Ben Barka Que sait Benslimane ?
Dès sa saisie du dossier Ben Barka, le juge d'instruction parisien, Patrick Ramel, a annoncé la couleur. Il auditionnera toutes les personnes susceptibles d'avoir de nouvelles informations sur l'affaire. Le général Benslimane pourrait être entendu.

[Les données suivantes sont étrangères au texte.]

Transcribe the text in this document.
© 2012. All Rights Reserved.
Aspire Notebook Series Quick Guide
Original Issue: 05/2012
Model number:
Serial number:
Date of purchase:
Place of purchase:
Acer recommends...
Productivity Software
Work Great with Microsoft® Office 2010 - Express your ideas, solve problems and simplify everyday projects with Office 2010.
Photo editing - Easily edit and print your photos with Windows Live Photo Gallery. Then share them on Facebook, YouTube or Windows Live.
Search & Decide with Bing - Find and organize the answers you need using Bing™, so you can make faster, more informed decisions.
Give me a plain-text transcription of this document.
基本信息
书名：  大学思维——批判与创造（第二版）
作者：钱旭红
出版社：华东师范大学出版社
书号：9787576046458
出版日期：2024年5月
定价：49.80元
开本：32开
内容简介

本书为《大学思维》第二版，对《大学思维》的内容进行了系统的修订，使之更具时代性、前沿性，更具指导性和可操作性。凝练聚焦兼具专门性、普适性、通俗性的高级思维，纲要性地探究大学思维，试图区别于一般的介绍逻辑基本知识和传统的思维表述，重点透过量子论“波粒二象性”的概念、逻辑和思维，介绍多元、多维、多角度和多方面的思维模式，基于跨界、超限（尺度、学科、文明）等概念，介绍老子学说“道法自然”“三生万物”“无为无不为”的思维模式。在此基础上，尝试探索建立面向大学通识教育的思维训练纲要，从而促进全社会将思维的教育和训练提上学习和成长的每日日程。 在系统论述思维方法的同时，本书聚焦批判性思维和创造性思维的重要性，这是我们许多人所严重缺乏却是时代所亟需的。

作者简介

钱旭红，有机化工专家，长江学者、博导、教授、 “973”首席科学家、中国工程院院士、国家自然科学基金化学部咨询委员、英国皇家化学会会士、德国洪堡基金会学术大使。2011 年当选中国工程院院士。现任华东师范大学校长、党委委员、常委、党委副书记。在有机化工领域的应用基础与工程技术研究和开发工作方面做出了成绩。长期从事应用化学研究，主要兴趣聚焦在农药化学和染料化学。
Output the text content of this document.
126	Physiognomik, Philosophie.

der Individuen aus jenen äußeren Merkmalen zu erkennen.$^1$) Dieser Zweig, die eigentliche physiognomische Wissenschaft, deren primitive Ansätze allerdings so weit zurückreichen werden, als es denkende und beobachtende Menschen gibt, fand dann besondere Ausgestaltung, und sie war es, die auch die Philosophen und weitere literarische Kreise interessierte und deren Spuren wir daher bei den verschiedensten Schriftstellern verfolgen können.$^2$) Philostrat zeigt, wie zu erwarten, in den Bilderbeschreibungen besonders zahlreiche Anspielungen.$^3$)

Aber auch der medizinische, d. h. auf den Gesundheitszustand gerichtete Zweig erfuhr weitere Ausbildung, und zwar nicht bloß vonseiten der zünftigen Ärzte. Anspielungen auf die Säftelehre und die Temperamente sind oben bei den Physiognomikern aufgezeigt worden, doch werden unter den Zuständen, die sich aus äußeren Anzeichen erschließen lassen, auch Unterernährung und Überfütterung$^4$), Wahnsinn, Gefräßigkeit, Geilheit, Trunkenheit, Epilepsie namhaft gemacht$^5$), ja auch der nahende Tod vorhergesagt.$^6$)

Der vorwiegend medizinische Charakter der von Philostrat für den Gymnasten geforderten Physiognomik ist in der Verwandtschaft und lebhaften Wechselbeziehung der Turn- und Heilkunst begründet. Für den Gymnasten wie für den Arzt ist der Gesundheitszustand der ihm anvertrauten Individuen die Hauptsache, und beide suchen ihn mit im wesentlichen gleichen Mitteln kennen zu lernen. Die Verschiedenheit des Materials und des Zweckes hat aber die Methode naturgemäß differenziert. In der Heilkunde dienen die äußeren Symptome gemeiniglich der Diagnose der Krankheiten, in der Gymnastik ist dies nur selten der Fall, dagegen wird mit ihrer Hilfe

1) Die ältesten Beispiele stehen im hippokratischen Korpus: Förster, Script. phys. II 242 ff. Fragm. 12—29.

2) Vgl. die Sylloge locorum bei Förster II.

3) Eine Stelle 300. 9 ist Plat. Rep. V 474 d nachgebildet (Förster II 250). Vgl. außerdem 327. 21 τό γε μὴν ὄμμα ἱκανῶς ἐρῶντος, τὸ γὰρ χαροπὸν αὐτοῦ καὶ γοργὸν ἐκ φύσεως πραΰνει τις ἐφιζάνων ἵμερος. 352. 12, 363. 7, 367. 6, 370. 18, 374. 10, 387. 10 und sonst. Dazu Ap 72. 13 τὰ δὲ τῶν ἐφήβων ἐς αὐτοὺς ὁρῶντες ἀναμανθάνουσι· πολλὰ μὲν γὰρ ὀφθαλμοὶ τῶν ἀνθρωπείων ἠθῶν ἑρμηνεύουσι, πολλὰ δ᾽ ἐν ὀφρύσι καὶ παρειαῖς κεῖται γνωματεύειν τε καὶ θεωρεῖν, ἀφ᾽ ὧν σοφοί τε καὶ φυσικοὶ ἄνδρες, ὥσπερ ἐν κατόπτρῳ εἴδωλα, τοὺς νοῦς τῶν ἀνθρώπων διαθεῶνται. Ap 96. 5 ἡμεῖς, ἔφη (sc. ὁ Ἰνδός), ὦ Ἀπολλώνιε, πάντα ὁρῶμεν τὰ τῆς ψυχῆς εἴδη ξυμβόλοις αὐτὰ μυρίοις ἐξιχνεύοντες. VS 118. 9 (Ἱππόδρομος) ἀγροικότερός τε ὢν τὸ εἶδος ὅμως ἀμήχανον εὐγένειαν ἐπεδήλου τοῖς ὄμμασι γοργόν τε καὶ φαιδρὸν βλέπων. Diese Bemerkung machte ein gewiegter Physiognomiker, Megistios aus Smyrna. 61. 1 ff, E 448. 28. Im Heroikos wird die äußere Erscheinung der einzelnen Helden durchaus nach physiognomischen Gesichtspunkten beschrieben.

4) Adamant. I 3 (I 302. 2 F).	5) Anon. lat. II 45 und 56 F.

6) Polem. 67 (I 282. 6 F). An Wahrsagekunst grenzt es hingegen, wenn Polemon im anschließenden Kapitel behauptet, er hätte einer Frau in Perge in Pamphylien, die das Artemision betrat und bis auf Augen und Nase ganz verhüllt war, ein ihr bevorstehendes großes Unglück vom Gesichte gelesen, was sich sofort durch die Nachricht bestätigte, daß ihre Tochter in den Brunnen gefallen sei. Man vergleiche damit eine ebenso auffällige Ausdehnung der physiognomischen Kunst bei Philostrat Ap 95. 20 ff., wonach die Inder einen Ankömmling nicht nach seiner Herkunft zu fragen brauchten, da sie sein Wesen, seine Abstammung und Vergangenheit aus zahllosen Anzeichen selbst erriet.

Le nouveau juge d'instruction chargé de l'affaire Ben Barka, Patrick Ramel, ira jusqu'au bout. Son but : déterminer la responsabilité des officiels marocains et français ainsi que retrouver le corps de l'ex-opposant marocain. Dès sa prise de fonction, après la mutation du juge Choquet à Marseille l'été dernier, Ramel joue des coudes pour obtenir la levée du secret défense sur des documents concernant l'affaire. Et quelques semaines seulement après sa nomination, la ministre de la Défense française Michèle Alliot-Marie donne satisfaction au juge. Dès la remise desdits documents, Ramel constate qu'ils traitent uniquement de cas de certaines personnalités françaises. Il décide alors de revenir à l'instruction établie par ses prédécesseurs. La chose la plus marquante dans ces dossiers reste une fiche remise le 22 décembre 1965 par le Directeur général du SDECE (Service de documentation extérieure et de contre-espionnage, remplacé depuis 1982 par la DGSE) au premier juge d'instruction chargé de l'affaire, Louis Zollinger. Cette fiche précise clairement que le 12 mai 1965, l'officier traitant de Lopez, M. Finville, avait clairement signalé que sa source lui avait déclaré que « le Général Oufkir m'a confirmé son projet de récupération de Ben Barka ». Dans cette même fiche, il est également mentionné que Lopez et Boucheseiche avaient passé deux communications téléphoniques au Maroc depuis le bureau de poste d'Orly à 17h19 le 29 octobre 1965. La première est une communication de 4 minutes destinée à M. Lamrani dont le numéro est 240 11 à Rabat. Le second, qui demeure le plus important, concerne une communication de deux minutes faite le même jour au numéro 20301 à Rabat. Lopez et Boucheseiche voulaient, au départ, contacter un agent du CAB1 dénommé Alem devenu par la suite contrôleur général à la DGSN, mais selon la fiche établie par Finville, c'est un certain capitaine Benslimane qui leur a répondu…

Un mystérieux appel
Dans le même cadre, le témoignage de M. Soual Luciel, responsable des PTT au bureau d'Orly, revient en détails sur cette communication. Questionné par l'officier principal de police, Georges Villeneuve, Soual décrit avec précision les événements de ce 29 octobre 1965. « Monsieur Lopez était accompagné d'un homme de grande taille vêtu d'un imperméable de couleur claire. Je ne l'avais jamais vu auparavant ». Cet homme ne serait autre que Boucheseiche, selon les dires de Lopez. Et Soual précise : « cette communication avait l'air d'être difficile. En effet, j'avais entendu au départ Lopez parler de secrétaire général et du capitaine Benslimane. Je n'ai pas entendu au départ la teneur des paroles de Lopez, mais il me semblait que la personne demandée (ndlr. Benslimane) faisait quelques difficultés pour accepter certaines conditions ». Mais le plus important dans cette déposition est sans doute ce passage : « l'homme qui accompagnait Lopez semblait lui dicter certaines phrases et paraissait s'énerver. À un moment, sans préciser les phrases exactes, j'ai compris que Lopez disait à son interlocuteur de venir tout de suite, au besoin par avion militaire ». Une information importante qui révèle qu'un avion militaire marocain a bien décollé vers Paris. Des éléments confirmés par Lopez qui assure, aujourd'hui, que le corps de Ben Barka aurait été transféré au Maroc dans ce même avion… Les investigations établies ont clairement convergé vers le général Benslimane qui n'est autre que ce jeune capitaine qui était de garde au CAB1 le 29 octobre 1965. Logiquement, Benslimane détiendrait des informations capitales sur l'affaire. Un autre haut gradé marocain aurait également des éléments importants. La justice française a relevé le nom d'un certain capitaine Kadiri qui était attaché militaire à Paris. Il aurait accompagné le général Oufkir dans une voiture de l'ambassade, pendant son séjour à Paris. Dans tous les cas, le juge Ramel n'hésitera pas à convoquer toutes les personnes susceptibles de faire avancer l'enquête. Reste à savoir si les autorités marocaines répondront favorablement aux demandes de la justice française.